A micro-thruster array measuring one-quarter the size of a penny, designed by a TRW-led team for use on micro-, nano- and pico-satellites, has successfully demonstrated its functionality in a live fire test aboard a Scorpius sub-orbital sounding rocket.
Individual micro-electromechanical system (MEMS) thrusters, each a poppy seed-sized cell fueled with lead styphante propellant, fired more than 20 times at 1-second intervals during the test staged at the White Sands Missile Range. Each thruster delivered 10-4 Newton seconds of impulse.
“The test proves the technology behind this micro-thruster is well along in its development,” said David H. Lewis, Jr., TRW’s MEMS Digital Micro-Propulsion project manager.
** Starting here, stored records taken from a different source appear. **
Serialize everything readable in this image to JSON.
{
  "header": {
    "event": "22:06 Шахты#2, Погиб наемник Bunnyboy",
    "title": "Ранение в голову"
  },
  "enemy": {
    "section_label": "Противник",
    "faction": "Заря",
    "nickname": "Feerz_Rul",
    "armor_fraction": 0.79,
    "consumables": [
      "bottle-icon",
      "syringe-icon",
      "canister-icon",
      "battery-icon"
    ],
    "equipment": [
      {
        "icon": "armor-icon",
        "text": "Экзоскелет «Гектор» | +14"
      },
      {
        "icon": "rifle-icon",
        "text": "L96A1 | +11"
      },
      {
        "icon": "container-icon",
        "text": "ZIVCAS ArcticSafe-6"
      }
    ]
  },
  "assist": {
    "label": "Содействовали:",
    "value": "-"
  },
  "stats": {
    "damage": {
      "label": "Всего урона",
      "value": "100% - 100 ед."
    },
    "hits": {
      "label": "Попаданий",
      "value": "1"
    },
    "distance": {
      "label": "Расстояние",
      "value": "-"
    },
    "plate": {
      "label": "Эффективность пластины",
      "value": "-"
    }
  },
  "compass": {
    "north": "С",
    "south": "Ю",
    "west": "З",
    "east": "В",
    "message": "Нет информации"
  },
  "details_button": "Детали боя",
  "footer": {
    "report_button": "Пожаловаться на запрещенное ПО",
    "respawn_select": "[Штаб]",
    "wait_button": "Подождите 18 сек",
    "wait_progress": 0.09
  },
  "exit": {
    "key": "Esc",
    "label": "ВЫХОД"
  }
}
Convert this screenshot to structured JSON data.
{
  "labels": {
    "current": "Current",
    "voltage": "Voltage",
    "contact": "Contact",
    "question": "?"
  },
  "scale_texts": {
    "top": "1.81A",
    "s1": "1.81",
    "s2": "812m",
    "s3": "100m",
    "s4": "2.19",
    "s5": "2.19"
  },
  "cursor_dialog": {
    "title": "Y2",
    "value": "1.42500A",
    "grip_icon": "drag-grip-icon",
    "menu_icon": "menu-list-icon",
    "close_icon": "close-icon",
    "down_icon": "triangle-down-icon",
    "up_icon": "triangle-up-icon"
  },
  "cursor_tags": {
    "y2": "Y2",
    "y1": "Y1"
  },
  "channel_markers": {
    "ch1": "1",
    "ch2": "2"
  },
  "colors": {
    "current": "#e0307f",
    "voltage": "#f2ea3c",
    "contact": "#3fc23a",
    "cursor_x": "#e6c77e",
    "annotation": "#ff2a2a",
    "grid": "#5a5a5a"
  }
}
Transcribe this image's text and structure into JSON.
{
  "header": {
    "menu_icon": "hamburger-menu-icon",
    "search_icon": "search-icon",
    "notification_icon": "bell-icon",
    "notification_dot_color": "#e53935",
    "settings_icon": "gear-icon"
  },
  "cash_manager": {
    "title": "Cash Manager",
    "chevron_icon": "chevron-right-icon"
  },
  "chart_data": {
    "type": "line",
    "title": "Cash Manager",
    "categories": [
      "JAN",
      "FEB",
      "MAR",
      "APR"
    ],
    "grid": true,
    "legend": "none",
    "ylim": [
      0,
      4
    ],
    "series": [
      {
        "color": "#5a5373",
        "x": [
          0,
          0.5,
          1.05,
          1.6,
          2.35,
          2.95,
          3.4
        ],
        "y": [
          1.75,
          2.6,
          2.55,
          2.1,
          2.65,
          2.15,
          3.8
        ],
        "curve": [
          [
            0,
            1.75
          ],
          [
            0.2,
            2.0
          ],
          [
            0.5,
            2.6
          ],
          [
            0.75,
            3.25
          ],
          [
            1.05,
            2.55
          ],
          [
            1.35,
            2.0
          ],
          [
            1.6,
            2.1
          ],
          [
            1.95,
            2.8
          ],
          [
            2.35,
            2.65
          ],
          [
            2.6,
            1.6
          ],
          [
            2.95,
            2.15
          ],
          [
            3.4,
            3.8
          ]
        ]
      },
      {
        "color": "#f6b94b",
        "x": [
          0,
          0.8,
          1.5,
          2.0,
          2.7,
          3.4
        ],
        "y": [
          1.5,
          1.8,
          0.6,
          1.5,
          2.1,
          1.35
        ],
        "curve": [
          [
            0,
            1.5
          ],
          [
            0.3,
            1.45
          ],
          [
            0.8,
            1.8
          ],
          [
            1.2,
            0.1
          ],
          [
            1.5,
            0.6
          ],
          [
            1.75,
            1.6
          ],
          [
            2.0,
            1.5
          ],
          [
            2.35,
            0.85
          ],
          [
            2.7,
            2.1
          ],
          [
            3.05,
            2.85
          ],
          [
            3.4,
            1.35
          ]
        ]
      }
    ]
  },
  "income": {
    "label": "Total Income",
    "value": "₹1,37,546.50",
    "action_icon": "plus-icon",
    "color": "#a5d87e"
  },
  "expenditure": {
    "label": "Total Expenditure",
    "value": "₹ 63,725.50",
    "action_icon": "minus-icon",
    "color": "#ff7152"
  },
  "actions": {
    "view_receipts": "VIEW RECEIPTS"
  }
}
“We’re very pleased with its performance at White Sands. We believe micro-thrusters have the potential to provide on-orbit propulsion for station keeping, orbital correction and attitude control for future, very small satellites weighing from less than a pound to as much as 50 pounds.”
The MEMS design, based on silicon chip fabrication technology, offers several advantages over conventional thrusters: It has no moving parts, utilizes a variety of propellants, is scalable, eliminates the need for tanks, fuel lines and valves, and fully integrates the structure of the satellite with the propulsion to power it.
The micro-thruster is being developed by TRW and teammates Caltech and the Aerospace Corp. under a contract from the Defense Advanced Research Projects Agency.
The MEMS micro-thruster arrays are fabricated as a three-layer silicon and glass sandwich, with the middle layer consisting of multiple small propellant cells sealed with a rupturable diaphragm on one side and an ignitor on the other.
Each cell is a separate thruster, and when ignited, delivers one impulse bit. Delivering propulsion in discrete increments by igniting thrusters in controlled sequences has lent the technology the name “digital propulsion.”